Government action: Nigeria finalised a carbon-market regulatory framework targeting up to $2.5 billion in carbon-credit investments by 2030 (Carbon Pulse). Meanwhile, emerging reports suggest the EU is considering using international carbon credits to meet its climate targets, potentially expanding eligible supply and integration with Article 6 mechanisms (Reuters).

Mandatory schemes: The UN’s International Maritime Organization (IMO) approved a “historic deal” to cut global shipping emissions (UN News), with a carbon pricing mechanism scheduled to take effect in 2028. Project developers are sounding the alarm on an imminent CORSIA credit supply crunch (GreenAir News), with airlines urged to “lock in” credits before prices surge (Carbon Pulse).

Record removal deals: Underscoring corporate demand for durable carbon removals, April witnessed some of the market’s largest ever multi-year offtake agreements. Microsoft signed a 15-year, 6.75 MtCO2 BECCS deal with AtmosClear (Reuters) and a 12-year, 3.7 MtCO2 pulp mill deal with CO280 (TechCrunch). Meta announced a 10-year agreement with EFM for 676,000 nature-based credits (CarbonCredits.com).

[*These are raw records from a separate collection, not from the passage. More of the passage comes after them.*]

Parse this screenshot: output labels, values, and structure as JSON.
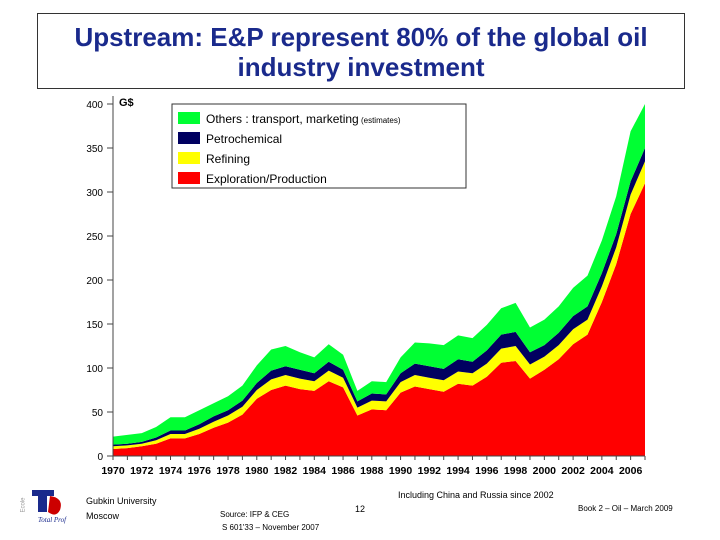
{
  "header": {
    "title": "Upstream: E&P represent 80% of the global oil industry investment"
  },
  "chart_data": {
    "type": "area",
    "stacked": true,
    "unit_label": "G$",
    "ylim": [
      0,
      400
    ],
    "y_ticks": [
      0,
      50,
      100,
      150,
      200,
      250,
      300,
      350,
      400
    ],
    "x_ticks": [
      "1970",
      "1972",
      "1974",
      "1976",
      "1978",
      "1980",
      "1982",
      "1984",
      "1986",
      "1988",
      "1990",
      "1992",
      "1994",
      "1996",
      "1998",
      "2000",
      "2002",
      "2004",
      "2006"
    ],
    "x": [
      1970,
      1971,
      1972,
      1973,
      1974,
      1975,
      1976,
      1977,
      1978,
      1979,
      1980,
      1981,
      1982,
      1983,
      1984,
      1985,
      1986,
      1987,
      1988,
      1989,
      1990,
      1991,
      1992,
      1993,
      1994,
      1995,
      1996,
      1997,
      1998,
      1999,
      2000,
      2001,
      2002,
      2003,
      2004,
      2005,
      2006,
      2007
    ],
    "series": [
      {
        "name": "Exploration/Production",
        "color": "#ff0000",
        "values": [
          8,
          9,
          11,
          14,
          20,
          20,
          25,
          32,
          38,
          47,
          65,
          75,
          80,
          76,
          74,
          85,
          78,
          46,
          53,
          52,
          72,
          79,
          76,
          73,
          82,
          80,
          90,
          106,
          108,
          88,
          98,
          110,
          127,
          138,
          175,
          218,
          275,
          310
        ]
      },
      {
        "name": "Refining",
        "color": "#ffff00",
        "values": [
          3,
          3,
          3,
          4,
          5,
          5,
          6,
          7,
          8,
          9,
          10,
          12,
          12,
          12,
          11,
          12,
          11,
          9,
          10,
          10,
          12,
          13,
          13,
          13,
          14,
          14,
          15,
          16,
          17,
          16,
          15,
          16,
          17,
          17,
          18,
          19,
          22,
          25
        ]
      },
      {
        "name": "Petrochemical",
        "color": "#000060",
        "values": [
          2,
          2,
          2,
          3,
          4,
          4,
          5,
          6,
          6,
          7,
          8,
          10,
          10,
          10,
          9,
          10,
          9,
          7,
          8,
          8,
          10,
          13,
          13,
          13,
          14,
          13,
          15,
          16,
          16,
          14,
          13,
          14,
          15,
          15,
          15,
          15,
          15,
          15
        ]
      },
      {
        "name": "Others : transport, marketing",
        "name_note": "(estimates)",
        "color": "#00ff33",
        "values": [
          9,
          10,
          10,
          12,
          15,
          15,
          16,
          15,
          16,
          17,
          20,
          24,
          23,
          20,
          18,
          20,
          17,
          12,
          14,
          14,
          18,
          24,
          26,
          27,
          27,
          27,
          29,
          30,
          33,
          28,
          29,
          30,
          32,
          35,
          37,
          43,
          57,
          50
        ]
      }
    ],
    "legend_order": [
      3,
      2,
      1,
      0
    ],
    "legend_position": "top-center"
  },
  "footer": {
    "note": "Including China and Russia since 2002",
    "institution_line1": "Gubkin University",
    "institution_line2": "Moscow",
    "source_line1": "Source: IFP & CEG",
    "source_line2": "S 601'33 – November 2007",
    "page_number": "12",
    "book_ref": "Book 2 – Oil – March 2009",
    "logo_text": "Total Prof",
    "logo_side_text": "Ecole"
  }
}
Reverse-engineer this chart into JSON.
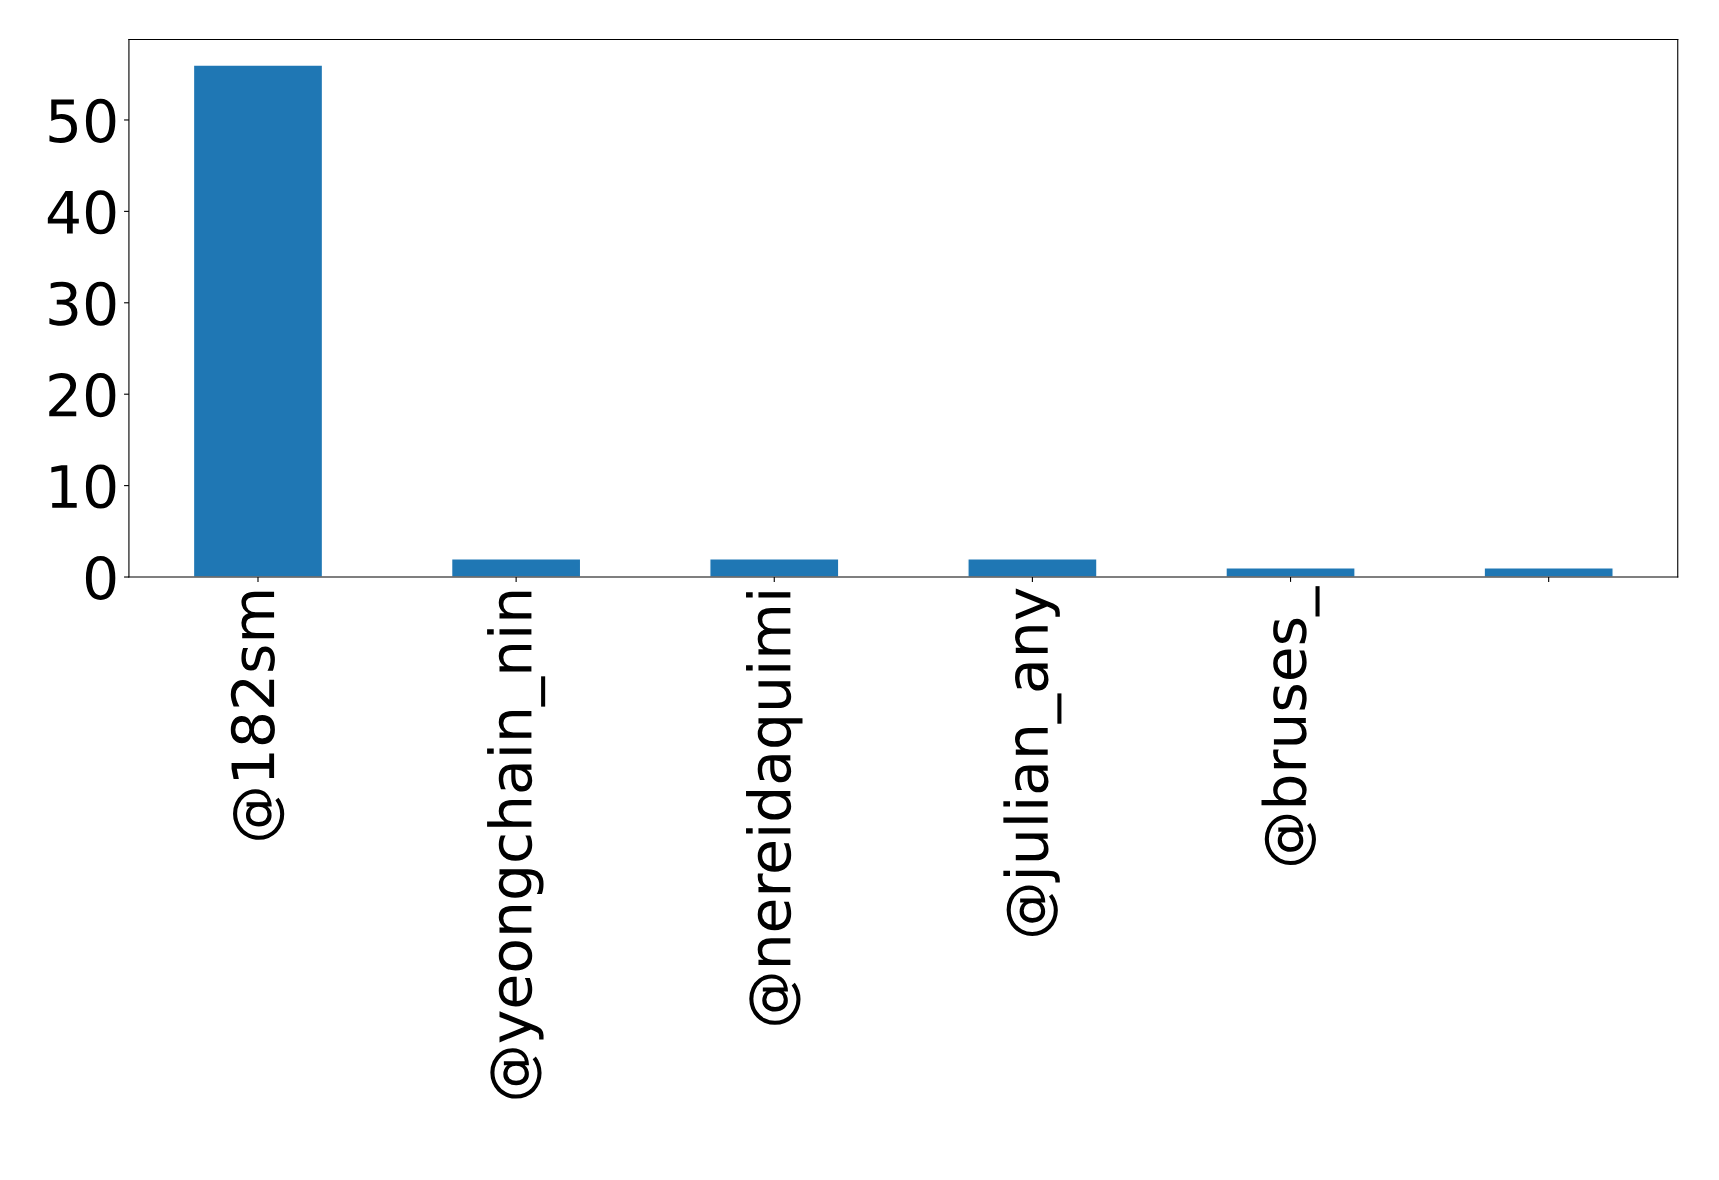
{
  "chart_data": {
    "type": "bar",
    "categories": [
      "@182sm",
      "@yeongchain_nin",
      "@nereidaquimi",
      "@julian_any",
      "@bruses_",
      null
    ],
    "values": [
      56,
      2,
      2,
      2,
      1,
      1
    ],
    "color": "#1f77b4",
    "ylim": [
      0,
      58.8
    ],
    "yticks": [
      0,
      10,
      20,
      30,
      40,
      50
    ],
    "grid": false
  }
}
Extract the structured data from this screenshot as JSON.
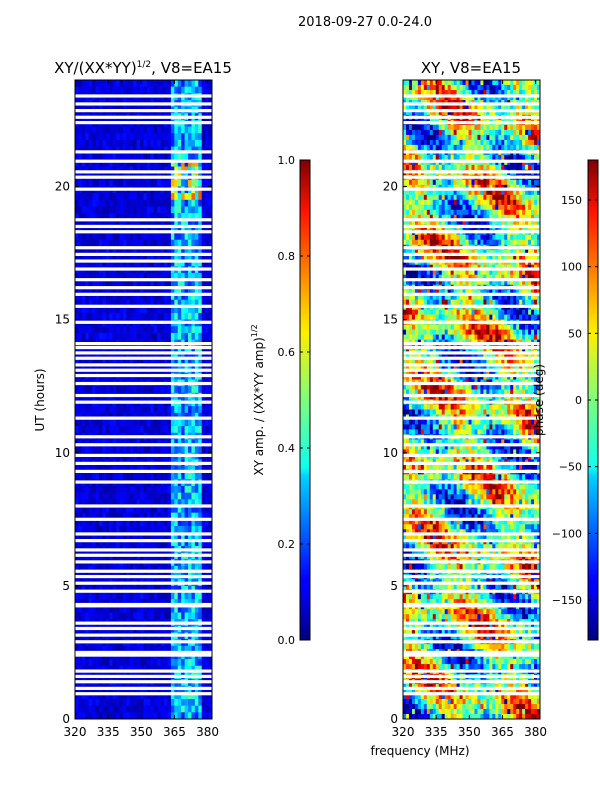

Market standardisation: The Voluntary Carbon Markets Initiative formally endorsed the corporate use of carbon credits to offset Scope 3 emissions, publishing new guidance under the Scope 3 Action Code of Practice (VCMI). Further closing the gap between voluntary and compliant, the UK and France each rolled out initiatives aimed at boosting standards and thus corporate adoption: the UK with a consultation on integrity rules (CarbonCredits.com), and France, a ‘Carbon Credit Charter’ (ESG Today).

uPCOMING eVENTS

ClimateImpact Flagship Summit, Wednesday May 7th, London: I’ll be joining a roster of panelists for the discussion ‘Funding the Future: The Climate Capital Ecosystem’, hosted by the FT’s Simon Mundy.

CarbonUnbound, Wednesday May 21st, New York: Our SVP Sales, Zachary Kane, will be speaking on the panel ‘Derisking offtake agreements through legal, insurance, and financial frameworks’ at Carbon Unbound on May 21st.